Monday, August 22, 2011

Will Biblical Literalists Be the Death of Christianity?

I've written a couple of previous posts on the issue that could cause the Christianist theological house of cards to come tumbling down: the fact that Adam and Eve did not actually exist. I've long believed that those who claim that the Bible is inerrant and that it must be read as literally true in ever respect (except, of course when inconvenient) in fact (1) have a very brittle and superficial faith and (2) are doomed to have their belief system disintegrate as knowledge advances. Albert Mohler - a head honcho within the virulently anti-gay Southern Baptist Convention leadership - recognizes the extreme danger facing his denomination. If there was no Adam and Eve and no Garden of Eden, then likewise there was no serpent and fall of mankind setting the stage for the need for a messiah. The whole fabric of the far right Christians' religious world is rendered asunder. The irony is that it's their own idolatry of the Bible as inerrant that makes to collapse of the Christianist belief system likely unavoidable. Here are highlights from Mohler's blog they lays out the severity of the threat scientific truths pose to his world:


In terms of the Gospel of Jesus Christ, the most urgent question related to beginnings has to do with the questions related to the existence of Adam and Eve as as them first parents to all humanity and to the reality of the Fall as the explanation for human sinfulness and all that comes with sin.
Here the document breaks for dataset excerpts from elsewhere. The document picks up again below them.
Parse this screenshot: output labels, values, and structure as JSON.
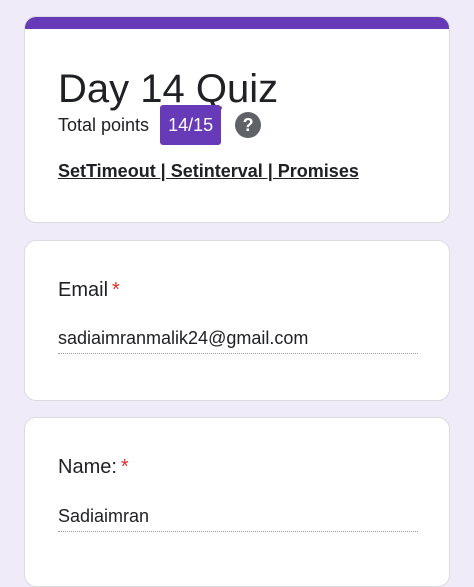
{
  "header": {
    "title": "Day 14 Quiz",
    "total_points_label": "Total points",
    "score": "14/15",
    "help_icon_glyph": "?",
    "description": "SetTimeout | Setinterval | Promises",
    "accent_color": "#673ab7"
  },
  "questions": [
    {
      "label": "Email",
      "required_marker": "*",
      "answer": "sadiaimranmalik24@gmail.com"
    },
    {
      "label": "Name:",
      "required_marker": "*",
      "answer": "Sadiaimran"
    }
  ],
  "colors": {
    "page_background": "#f0ebf8",
    "accent": "#673ab7",
    "required": "#d93025"
  },
  "icons": {
    "help": "help-circle-icon"
  }
}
A report from Barbara Bradley Hagerty of National Public Radio a few weeks is an undeniable sign that even the secular world now recognizes that this is a question central to Christianity. . . . Hagerty then talked to John Schneider, who taught theology at Calvin College for many years. Schneider took the argument even further. As Hagerty reported: “Schneider, who taught theology at Calvin College in Michigan until recently, says it’s time to face facts: There was no Adam and Eve, no serpent, no apple, no fall that toppled man from a state of innocence.”

At this point we are looking at a repudiation of the Bible’s account of beginnings. We are not talking about an argument over the interpretation of a few verses or even chapters of the Bible. We are now dealing with the straightforward rejection, not only of the existence of Adam and Eve, but of both Eden and the Fall. Look carefully at Professor Schneider’s words — “there never was any such paradise to be lost.”

The implications for biblical authority are clear, as is the fact that, if these arguments hold sway, we will have to come up with an entirely new understanding of the Gospel meta-narrative and the Bible’s storyline. The denial of an historical Adam and Eve as the first parents of all humanity and the solitary first human pair severs the link between Adam and Christ which is so crucial to the Gospel.

If we do not know how the story of the Gospel begins, then we do not know what that story means. Make no mistake: A false start to the story produces a false grasp of the Gospel.
Common sense in the modern age ought to have made it clear to Mohler and those like him that a literal reading of the Bible was bound to lead to catastrophe and a crisis of faith for sheeple. The Bible's creation story has no more factual accuracy to it than any of the competing creation myths from other religions across the centuries. All represent the attempt by ignorant, uneducated peoples to come up with a story of how existence began.